Согнутым мизинцем она незаметно вытерла слезы. Голос ее внезапно зазвучал очень холодно:

— Вы очень хорошо понимаете, что тут такого. Скажите, зачем мы с вами встретились? Просто как родители, хотя я сама нахожусь в довольно невыгодном положении. Мы хотели помочь двум глупым молодым людям, которые не понимают самих себя… Дать им какую-то надежду, открыть какой-то путь. Так, господин профессор?

— Ничего, продолжайте! — пробормотал он.

— А что сделали мы? Просто забыли, с какой целью мы встретились… И началось — прогулки на водохранилище, кабачки. На обычном языке это называется свидания, господин профессор. И это не просто абсурдно… Это безнравственно!

— Тогда почему вы на это идете?

— Потому что я человек! — почти крикнула она. — Потому что я этого хочу!
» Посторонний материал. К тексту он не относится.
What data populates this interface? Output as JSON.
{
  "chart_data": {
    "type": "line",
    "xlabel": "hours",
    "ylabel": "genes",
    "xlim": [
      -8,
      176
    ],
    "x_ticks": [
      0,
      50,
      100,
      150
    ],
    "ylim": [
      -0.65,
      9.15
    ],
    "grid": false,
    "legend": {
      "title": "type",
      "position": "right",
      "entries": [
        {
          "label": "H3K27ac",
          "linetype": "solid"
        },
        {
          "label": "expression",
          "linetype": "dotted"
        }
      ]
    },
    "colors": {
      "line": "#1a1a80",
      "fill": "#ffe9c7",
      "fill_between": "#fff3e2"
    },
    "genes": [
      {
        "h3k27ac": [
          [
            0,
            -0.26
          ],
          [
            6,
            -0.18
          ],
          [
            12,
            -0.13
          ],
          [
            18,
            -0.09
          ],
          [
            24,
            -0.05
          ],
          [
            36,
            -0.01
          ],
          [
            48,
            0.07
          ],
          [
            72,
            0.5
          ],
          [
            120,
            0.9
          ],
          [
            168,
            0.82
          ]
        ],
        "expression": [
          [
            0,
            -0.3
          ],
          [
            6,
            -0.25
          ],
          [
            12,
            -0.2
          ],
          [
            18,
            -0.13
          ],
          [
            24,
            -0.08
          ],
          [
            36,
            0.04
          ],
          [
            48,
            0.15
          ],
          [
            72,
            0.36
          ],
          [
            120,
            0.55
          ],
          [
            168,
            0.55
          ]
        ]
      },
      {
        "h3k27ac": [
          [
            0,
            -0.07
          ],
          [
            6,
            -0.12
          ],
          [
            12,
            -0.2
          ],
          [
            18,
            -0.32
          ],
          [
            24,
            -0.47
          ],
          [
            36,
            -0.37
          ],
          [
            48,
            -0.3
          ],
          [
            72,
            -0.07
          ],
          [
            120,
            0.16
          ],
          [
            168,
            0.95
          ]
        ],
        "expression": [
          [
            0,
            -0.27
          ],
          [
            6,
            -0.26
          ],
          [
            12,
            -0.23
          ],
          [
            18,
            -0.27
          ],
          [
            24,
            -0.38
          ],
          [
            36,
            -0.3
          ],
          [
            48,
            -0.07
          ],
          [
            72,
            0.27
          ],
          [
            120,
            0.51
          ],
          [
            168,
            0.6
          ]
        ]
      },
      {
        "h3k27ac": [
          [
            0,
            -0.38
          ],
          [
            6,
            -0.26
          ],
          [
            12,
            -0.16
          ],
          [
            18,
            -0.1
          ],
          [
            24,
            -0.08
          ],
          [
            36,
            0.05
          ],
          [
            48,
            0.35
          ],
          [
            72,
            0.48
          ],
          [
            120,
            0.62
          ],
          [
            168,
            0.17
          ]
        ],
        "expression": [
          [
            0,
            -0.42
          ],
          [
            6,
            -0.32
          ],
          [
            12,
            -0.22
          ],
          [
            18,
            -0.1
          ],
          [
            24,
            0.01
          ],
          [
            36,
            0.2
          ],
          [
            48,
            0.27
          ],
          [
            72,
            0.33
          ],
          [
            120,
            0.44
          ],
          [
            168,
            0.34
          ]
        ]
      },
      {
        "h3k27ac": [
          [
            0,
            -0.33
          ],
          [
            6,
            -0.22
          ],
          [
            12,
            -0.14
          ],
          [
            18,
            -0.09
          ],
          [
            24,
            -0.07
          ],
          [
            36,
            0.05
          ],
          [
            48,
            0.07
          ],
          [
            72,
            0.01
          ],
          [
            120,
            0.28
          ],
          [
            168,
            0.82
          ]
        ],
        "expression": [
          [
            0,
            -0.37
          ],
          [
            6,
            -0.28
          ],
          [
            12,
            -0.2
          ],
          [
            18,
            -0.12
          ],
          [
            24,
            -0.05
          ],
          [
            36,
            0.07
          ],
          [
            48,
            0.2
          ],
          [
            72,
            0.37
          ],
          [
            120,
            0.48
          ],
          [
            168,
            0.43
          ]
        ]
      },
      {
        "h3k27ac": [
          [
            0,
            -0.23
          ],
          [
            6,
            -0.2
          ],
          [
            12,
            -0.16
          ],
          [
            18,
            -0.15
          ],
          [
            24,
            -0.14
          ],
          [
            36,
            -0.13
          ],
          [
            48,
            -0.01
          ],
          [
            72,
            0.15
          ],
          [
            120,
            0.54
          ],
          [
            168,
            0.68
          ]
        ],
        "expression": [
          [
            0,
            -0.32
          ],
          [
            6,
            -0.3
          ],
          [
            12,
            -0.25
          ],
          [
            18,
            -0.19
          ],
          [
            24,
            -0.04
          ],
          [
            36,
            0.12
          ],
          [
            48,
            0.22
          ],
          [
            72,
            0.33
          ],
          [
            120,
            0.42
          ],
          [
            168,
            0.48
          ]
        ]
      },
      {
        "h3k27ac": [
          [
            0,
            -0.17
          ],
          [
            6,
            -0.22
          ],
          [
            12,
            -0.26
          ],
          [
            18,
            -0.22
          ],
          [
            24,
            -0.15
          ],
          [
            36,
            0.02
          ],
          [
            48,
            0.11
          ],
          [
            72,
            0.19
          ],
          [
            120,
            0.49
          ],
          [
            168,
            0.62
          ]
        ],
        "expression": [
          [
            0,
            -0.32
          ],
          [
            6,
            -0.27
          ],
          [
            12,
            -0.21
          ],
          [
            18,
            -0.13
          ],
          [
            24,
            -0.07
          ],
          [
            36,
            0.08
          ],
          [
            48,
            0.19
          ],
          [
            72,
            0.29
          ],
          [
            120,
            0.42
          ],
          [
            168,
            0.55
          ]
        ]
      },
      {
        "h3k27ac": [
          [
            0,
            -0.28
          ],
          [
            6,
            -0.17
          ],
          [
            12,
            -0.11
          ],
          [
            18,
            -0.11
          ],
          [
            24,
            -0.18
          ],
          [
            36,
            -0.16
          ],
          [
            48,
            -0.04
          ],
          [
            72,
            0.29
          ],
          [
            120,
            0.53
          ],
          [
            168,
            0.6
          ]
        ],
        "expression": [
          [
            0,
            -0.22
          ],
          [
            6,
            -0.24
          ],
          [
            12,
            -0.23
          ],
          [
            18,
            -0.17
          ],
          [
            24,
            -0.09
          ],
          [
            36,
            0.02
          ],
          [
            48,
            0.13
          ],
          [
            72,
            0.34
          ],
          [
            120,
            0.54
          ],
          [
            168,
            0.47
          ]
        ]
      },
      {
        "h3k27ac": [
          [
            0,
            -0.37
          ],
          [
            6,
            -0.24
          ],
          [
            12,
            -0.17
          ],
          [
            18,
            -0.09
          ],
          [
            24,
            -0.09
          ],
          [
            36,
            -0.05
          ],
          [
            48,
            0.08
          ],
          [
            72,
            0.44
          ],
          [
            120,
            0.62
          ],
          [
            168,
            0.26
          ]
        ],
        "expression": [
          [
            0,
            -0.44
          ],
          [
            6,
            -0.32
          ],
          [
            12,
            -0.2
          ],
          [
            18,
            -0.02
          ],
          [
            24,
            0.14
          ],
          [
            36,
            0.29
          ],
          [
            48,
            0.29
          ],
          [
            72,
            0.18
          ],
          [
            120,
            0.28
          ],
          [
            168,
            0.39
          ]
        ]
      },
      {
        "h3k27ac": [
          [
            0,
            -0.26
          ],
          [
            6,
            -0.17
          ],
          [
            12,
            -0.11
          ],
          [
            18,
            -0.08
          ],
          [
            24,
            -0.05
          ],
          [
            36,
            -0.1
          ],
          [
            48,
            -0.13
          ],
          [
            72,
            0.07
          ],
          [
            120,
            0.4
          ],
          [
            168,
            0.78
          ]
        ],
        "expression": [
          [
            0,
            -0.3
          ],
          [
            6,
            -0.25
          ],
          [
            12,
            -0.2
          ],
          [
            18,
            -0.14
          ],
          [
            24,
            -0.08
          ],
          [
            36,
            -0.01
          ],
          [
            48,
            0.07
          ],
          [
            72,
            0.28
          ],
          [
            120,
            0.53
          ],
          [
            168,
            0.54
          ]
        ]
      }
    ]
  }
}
И внезапно расплакалась. Наверное, слезы залили все ее лицо, но Урумов не видел этого, потому что Мария отвернулась к стене. Только плечи ее чуть заметно вздрагивали.

— Успокойтесь! — проговорил он тихонько.

— Извините, я вас не обвиняю, — вновь заговорила она, вытерев слезы. — Во-первых, Сашо — мужчина. И в конце концов он — не ваш сын. А я мать! Понимаете ли вы, что это значит — мать?

— Понимаю, — ответил он, хотя не понимал ничего.

— И поэтому я вас очень прошу, не приглашайте меня больше… Ни в коем случае. Потому что, если вы меня пригласите, я, наверное, опять приду… Не заставляйте меня чувствовать себя преступницей… Вы должны понять меня по-настоящему.

Урумов не ответил. Не знал, что ответить. Он чувствовал себя беспомощным и растерянным, страшно слабым. Он знал только, что не должен ничего обещать, не должен. Помог ему официант, который именно в этот момент вырос перед ними.

— Вам не понравилась рыба?

И правда, до рыбы они еле дотронулись.

— Оказалось, что оба мы не любители рыбы, — ответил Урумов, сам удивляясь тому, как естественно звучит его голос. — Принесите нам чего-нибудь попроще.

— Домашние колбаски, например?.. Мы их прямо здесь делаем.

— Хорошо, — кивнул Урумов.

Нет, он не был похож на того несчастного венгра, каким бы беспомощным он ни чувствовал себя сейчас. Беспомощным, но не потерявшим надежду. Слабым, но не бессильным. В конце концов победа, видимо, оказалась намного значительнее поражения. Впервые с тех пор, как они познакомились, он заглянул к ней в душу. И увидел многое.

И как раз тут заиграли «Сольвейг». Дирижер обернулся к нему и поклонился, не выпуская из рук скрипки. Сейчас лицо его было зеленым, и галуны поблескивали зелеными звездами. Урумов перевел взгляд на певицу и вздрогнул. Крупная, костистая, она чем-то неуловимо напоминала его покойную жену. Может быть, глазами — сильно подведенные, неподвижные, они были похожи на глазки павлиньих перьев — такие же круглые и атласно-зеленые. А может, это свет рефлектора сделал ее лицо таким мертвенным. Певица выждала такт, раскрыла красивые губы и запела. Когда она кончила, не аплодировали только они двое, хотя именно Урумов заказал песню.